VALENTIN AU LYCÉE

39. Le Proviseur

Pour la troisième fois de l’année, Valentin fut convoqué par le proviseur.
— Ah, monsieur Valmont, je veux vous entendre sur ce club que vous avez créé, le FLASH, c’est ça ?
— Merci d’avoir retenu mon nom et non, pour le club il s’agit du CLASH, in extenso c’est le “Club Lycéen d’Aide et de Secours aux Harcelés.”
— D’où vous est venue cette idée ?
— Un individu peu recommandable de ce lycée faisait chanter une de mes amies en menaçant de publier sur internet des photos-montages probablement créées à l’aide de l’IA, supposées la représenter nue et offerte. Il exigeait d’elle cinquante euros par semaine. Mon amie est d’une famille monoparentale, elle est pauvre. Elle mourait de honte à l’idée que l’on puisse publier ces images, alors elle empruntait à ses amis pour pouvoir payer mais cela ne cessait pas. Le CLASH a pu découvrir l’auteur de cette saloperie, l’obliger à éradiquer les sales images, l’obliger à rembourser et l’inquiéter suffisamment pour le dissuader de continuer. Avons-nous mal agi, monsieur le Proviseur ?

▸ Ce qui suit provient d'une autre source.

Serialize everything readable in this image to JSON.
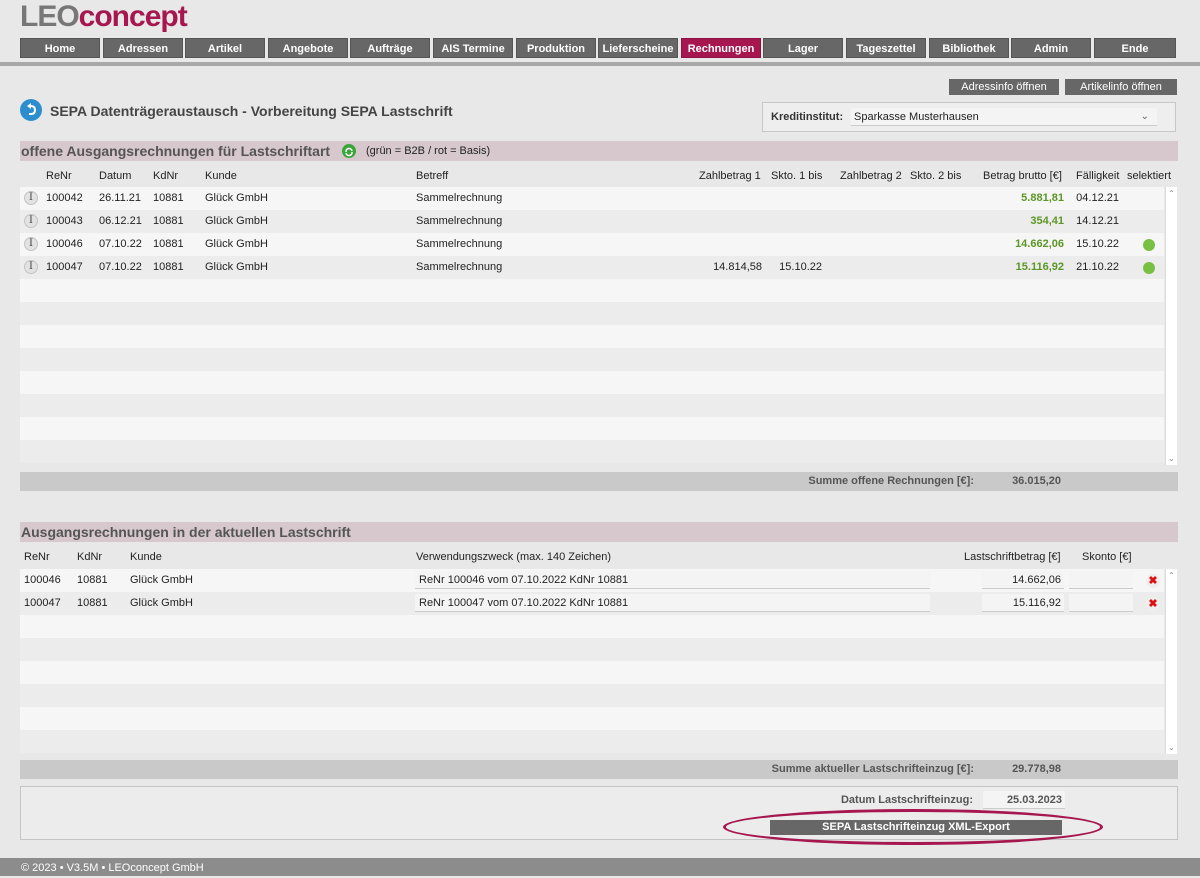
{
  "logo": {
    "part1": "LEO",
    "part2": "concept"
  },
  "nav": [
    {
      "label": "Home"
    },
    {
      "label": "Adressen"
    },
    {
      "label": "Artikel"
    },
    {
      "label": "Angebote"
    },
    {
      "label": "Aufträge"
    },
    {
      "label": "AIS Termine"
    },
    {
      "label": "Produktion"
    },
    {
      "label": "Lieferscheine"
    },
    {
      "label": "Rechnungen",
      "active": true
    },
    {
      "label": "Lager"
    },
    {
      "label": "Tageszettel"
    },
    {
      "label": "Bibliothek"
    },
    {
      "label": "Admin"
    },
    {
      "label": "Ende"
    }
  ],
  "toolbar": {
    "adressinfo": "Adressinfo öffnen",
    "artikelinfo": "Artikelinfo öffnen"
  },
  "page": {
    "title": "SEPA Datenträgeraustausch - Vorbereitung SEPA Lastschrift"
  },
  "kreditinstitut": {
    "label": "Kreditinstitut:",
    "value": "Sparkasse Musterhausen"
  },
  "offene": {
    "heading": "offene Ausgangsrechnungen für Lastschriftart",
    "legend": "(grün = B2B / rot = Basis)",
    "columns": {
      "renr": "ReNr",
      "datum": "Datum",
      "kdnr": "KdNr",
      "kunde": "Kunde",
      "betreff": "Betreff",
      "zahl1": "Zahlbetrag 1",
      "skto1": "Skto. 1 bis",
      "zahl2": "Zahlbetrag 2",
      "skto2": "Skto. 2 bis",
      "brutto": "Betrag brutto [€]",
      "faellig": "Fälligkeit",
      "selektiert": "selektiert"
    },
    "rows": [
      {
        "renr": "100042",
        "datum": "26.11.21",
        "kdnr": "10881",
        "kunde": "Glück GmbH",
        "betreff": "Sammelrechnung",
        "zahl1": "",
        "skto1": "",
        "zahl2": "",
        "skto2": "",
        "brutto": "5.881,81",
        "faellig": "04.12.21",
        "selected": false
      },
      {
        "renr": "100043",
        "datum": "06.12.21",
        "kdnr": "10881",
        "kunde": "Glück GmbH",
        "betreff": "Sammelrechnung",
        "zahl1": "",
        "skto1": "",
        "zahl2": "",
        "skto2": "",
        "brutto": "354,41",
        "faellig": "14.12.21",
        "selected": false
      },
      {
        "renr": "100046",
        "datum": "07.10.22",
        "kdnr": "10881",
        "kunde": "Glück GmbH",
        "betreff": "Sammelrechnung",
        "zahl1": "",
        "skto1": "",
        "zahl2": "",
        "skto2": "",
        "brutto": "14.662,06",
        "faellig": "15.10.22",
        "selected": true
      },
      {
        "renr": "100047",
        "datum": "07.10.22",
        "kdnr": "10881",
        "kunde": "Glück GmbH",
        "betreff": "Sammelrechnung",
        "zahl1": "14.814,58",
        "skto1": "15.10.22",
        "zahl2": "",
        "skto2": "",
        "brutto": "15.116,92",
        "faellig": "21.10.22",
        "selected": true
      }
    ],
    "sum_label": "Summe offene Rechnungen [€]:",
    "sum_value": "36.015,20"
  },
  "aktuell": {
    "heading": "Ausgangsrechnungen in der aktuellen Lastschrift",
    "columns": {
      "renr": "ReNr",
      "kdnr": "KdNr",
      "kunde": "Kunde",
      "zweck": "Verwendungszweck (max. 140 Zeichen)",
      "betrag": "Lastschriftbetrag [€]",
      "skonto": "Skonto [€]"
    },
    "rows": [
      {
        "renr": "100046",
        "kdnr": "10881",
        "kunde": "Glück GmbH",
        "zweck": "ReNr 100046 vom 07.10.2022 KdNr 10881",
        "betrag": "14.662,06",
        "skonto": ""
      },
      {
        "renr": "100047",
        "kdnr": "10881",
        "kunde": "Glück GmbH",
        "zweck": "ReNr 100047 vom 07.10.2022 KdNr 10881",
        "betrag": "15.116,92",
        "skonto": ""
      }
    ],
    "sum_label": "Summe aktueller Lastschrifteinzug [€]:",
    "sum_value": "29.778,98"
  },
  "einzug": {
    "datum_label": "Datum Lastschrifteinzug:",
    "datum_value": "25.03.2023",
    "export_label": "SEPA Lastschrifteinzug XML-Export"
  },
  "footer": {
    "text": "© 2023 • V3.5M • LEOconcept GmbH"
  },
  "colors": {
    "accent": "#a5174e",
    "green": "#77c043",
    "amount_green": "#5c9627",
    "nav_bg": "#676767"
  }
}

— Vous eussiez mieux fait de me prévenir.
— Je crois monsieur le Proviseur qu’en l’occurrence nous avons plus de pouvoir que vous, ceci soit dit sans vouloir vous offenser. Nous sommes quinze dans le groupe, c’est très dissuasif car nous n’avons jamais eu besoin d’avoir recours à la brutalité. Le harceleur s’est arrêté quand nous avons menacé de rendre publiques ses lâches actions.
— Était-ce un cas unique ?
— Nous avons trouvé une heureuse solution à une dizaine de plaintes.

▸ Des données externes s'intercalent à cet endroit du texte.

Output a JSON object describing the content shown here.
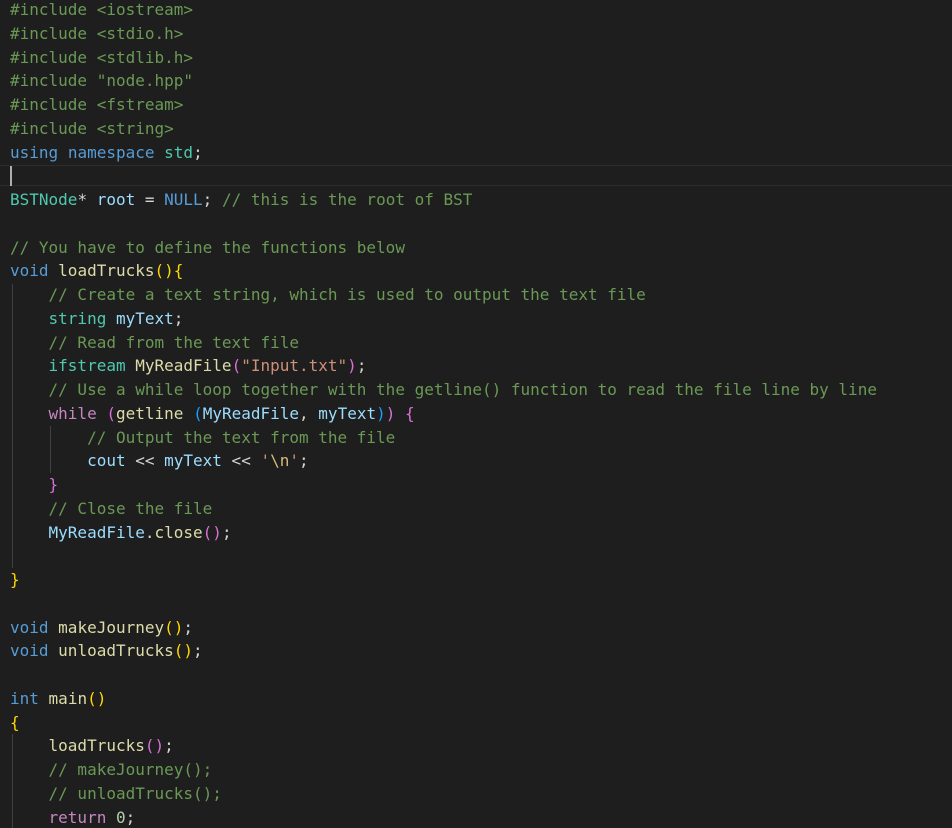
{
  "editor": {
    "colors": {
      "background": "#1e1e1e",
      "keyword": "#569cd6",
      "control": "#c586c0",
      "type": "#4ec9b0",
      "function": "#dcdcaa",
      "variable": "#9cdcfe",
      "string": "#ce9178",
      "number": "#b5cea8",
      "comment": "#6a9955",
      "escape": "#d7ba7d",
      "bracket1": "#ffd700",
      "bracket2": "#da70d6",
      "bracket3": "#179fff"
    },
    "lines": [
      [
        [
          "com",
          "#include <iostream>"
        ]
      ],
      [
        [
          "com",
          "#include <stdio.h>"
        ]
      ],
      [
        [
          "com",
          "#include <stdlib.h>"
        ]
      ],
      [
        [
          "com",
          "#include \"node.hpp\""
        ]
      ],
      [
        [
          "com",
          "#include <fstream>"
        ]
      ],
      [
        [
          "com",
          "#include <string>"
        ]
      ],
      [
        [
          "kw",
          "using"
        ],
        [
          "plain",
          " "
        ],
        [
          "kw",
          "namespace"
        ],
        [
          "plain",
          " "
        ],
        [
          "type",
          "std"
        ],
        [
          "plain",
          ";"
        ]
      ],
      [],
      [
        [
          "type",
          "BSTNode"
        ],
        [
          "plain",
          "* "
        ],
        [
          "var",
          "root"
        ],
        [
          "plain",
          " = "
        ],
        [
          "kw",
          "NULL"
        ],
        [
          "plain",
          "; "
        ],
        [
          "com",
          "// this is the root of BST"
        ]
      ],
      [],
      [
        [
          "com",
          "// You have to define the functions below"
        ]
      ],
      [
        [
          "kw",
          "void"
        ],
        [
          "plain",
          " "
        ],
        [
          "fn",
          "loadTrucks"
        ],
        [
          "p1",
          "(){"
        ]
      ],
      [
        [
          "plain",
          "    "
        ],
        [
          "com",
          "// Create a text string, which is used to output the text file"
        ]
      ],
      [
        [
          "plain",
          "    "
        ],
        [
          "type",
          "string"
        ],
        [
          "plain",
          " "
        ],
        [
          "var",
          "myText"
        ],
        [
          "plain",
          ";"
        ]
      ],
      [
        [
          "plain",
          "    "
        ],
        [
          "com",
          "// Read from the text file"
        ]
      ],
      [
        [
          "plain",
          "    "
        ],
        [
          "type",
          "ifstream"
        ],
        [
          "plain",
          " "
        ],
        [
          "fn",
          "MyReadFile"
        ],
        [
          "p2",
          "("
        ],
        [
          "str",
          "\"Input.txt\""
        ],
        [
          "p2",
          ")"
        ],
        [
          "plain",
          ";"
        ]
      ],
      [
        [
          "plain",
          "    "
        ],
        [
          "com",
          "// Use a while loop together with the getline() function to read the file line by line"
        ]
      ],
      [
        [
          "plain",
          "    "
        ],
        [
          "ctrl",
          "while"
        ],
        [
          "plain",
          " "
        ],
        [
          "p2",
          "("
        ],
        [
          "fn",
          "getline"
        ],
        [
          "plain",
          " "
        ],
        [
          "p3",
          "("
        ],
        [
          "var",
          "MyReadFile"
        ],
        [
          "plain",
          ", "
        ],
        [
          "var",
          "myText"
        ],
        [
          "p3",
          ")"
        ],
        [
          "p2",
          ")"
        ],
        [
          "plain",
          " "
        ],
        [
          "p2",
          "{"
        ]
      ],
      [
        [
          "plain",
          "        "
        ],
        [
          "com",
          "// Output the text from the file"
        ]
      ],
      [
        [
          "plain",
          "        "
        ],
        [
          "var",
          "cout"
        ],
        [
          "plain",
          " << "
        ],
        [
          "var",
          "myText"
        ],
        [
          "plain",
          " << "
        ],
        [
          "str",
          "'"
        ],
        [
          "esc",
          "\\n"
        ],
        [
          "str",
          "'"
        ],
        [
          "plain",
          ";"
        ]
      ],
      [
        [
          "plain",
          "    "
        ],
        [
          "p2",
          "}"
        ]
      ],
      [
        [
          "plain",
          "    "
        ],
        [
          "com",
          "// Close the file"
        ]
      ],
      [
        [
          "plain",
          "    "
        ],
        [
          "var",
          "MyReadFile"
        ],
        [
          "plain",
          "."
        ],
        [
          "fn",
          "close"
        ],
        [
          "p2",
          "()"
        ],
        [
          "plain",
          ";"
        ]
      ],
      [],
      [
        [
          "p1",
          "}"
        ]
      ],
      [],
      [
        [
          "kw",
          "void"
        ],
        [
          "plain",
          " "
        ],
        [
          "fn",
          "makeJourney"
        ],
        [
          "p1",
          "()"
        ],
        [
          "plain",
          ";"
        ]
      ],
      [
        [
          "kw",
          "void"
        ],
        [
          "plain",
          " "
        ],
        [
          "fn",
          "unloadTrucks"
        ],
        [
          "p1",
          "()"
        ],
        [
          "plain",
          ";"
        ]
      ],
      [],
      [
        [
          "kw",
          "int"
        ],
        [
          "plain",
          " "
        ],
        [
          "fn",
          "main"
        ],
        [
          "p1",
          "()"
        ]
      ],
      [
        [
          "p1",
          "{"
        ]
      ],
      [
        [
          "plain",
          "    "
        ],
        [
          "fn",
          "loadTrucks"
        ],
        [
          "p2",
          "()"
        ],
        [
          "plain",
          ";"
        ]
      ],
      [
        [
          "plain",
          "    "
        ],
        [
          "com",
          "// makeJourney();"
        ]
      ],
      [
        [
          "plain",
          "    "
        ],
        [
          "com",
          "// unloadTrucks();"
        ]
      ],
      [
        [
          "plain",
          "    "
        ],
        [
          "ctrl",
          "return"
        ],
        [
          "plain",
          " "
        ],
        [
          "num",
          "0"
        ],
        [
          "plain",
          ";"
        ]
      ]
    ]
  }
}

— Comment êtes-vous mis au courant de ces plaintes ?
— Je préfère ne pas le dire, monsieur le Proviseur. Si cela transpirait, nous n’aurions plus aucune crédibilité.
— Hum, oui, peut-être. J’en viens au but de votre convocation. J’ai été avisé par la police d’un grave fait divers concernant une élève de seconde et deux garçons de terminale et dans lequel vous êtes intervenu. Êtes-vous aussi à l’origine de cela ?
— À l’origine du fait divers, non, à l’origine de sa conclusion, oui.
Comme la police a du vous le dire, une autre de mes amies a été attirée puis séquestrée, déshabillée et a failli être abusée, multi-violée, voire ensuite vendue à un commerce de prostitution international.
C’est du moins ainsi que se terminent ces histoires d’enlèvement de jeunes filles de préférence jolies, m’a dit le lieutenant Marchais.
Ayant déjà été confronté à un fait divers semblable à Saint Thomas du lac, l’adjudant-chef Lemoine pourra vous le confirmer, je suis devenu méfiant et, avec l’accord de mon amie, j’ai installé un traceur dans son téléphone et bien nous en a pris. Sans cela, une de vos élèves aurait disparu et cet abominable trafic aurait probablement continué.
— Quand vous êtes avertis d’un harcèlement, d’un vol, d’un trafic, comment décidez-vous d’agir ?
— Nous sommes quinze dans notre groupe. Quinze intelligences différentes réfléchissant ensemble finissent toujours par trouver des éléments de solution, monsieur le Proviseur.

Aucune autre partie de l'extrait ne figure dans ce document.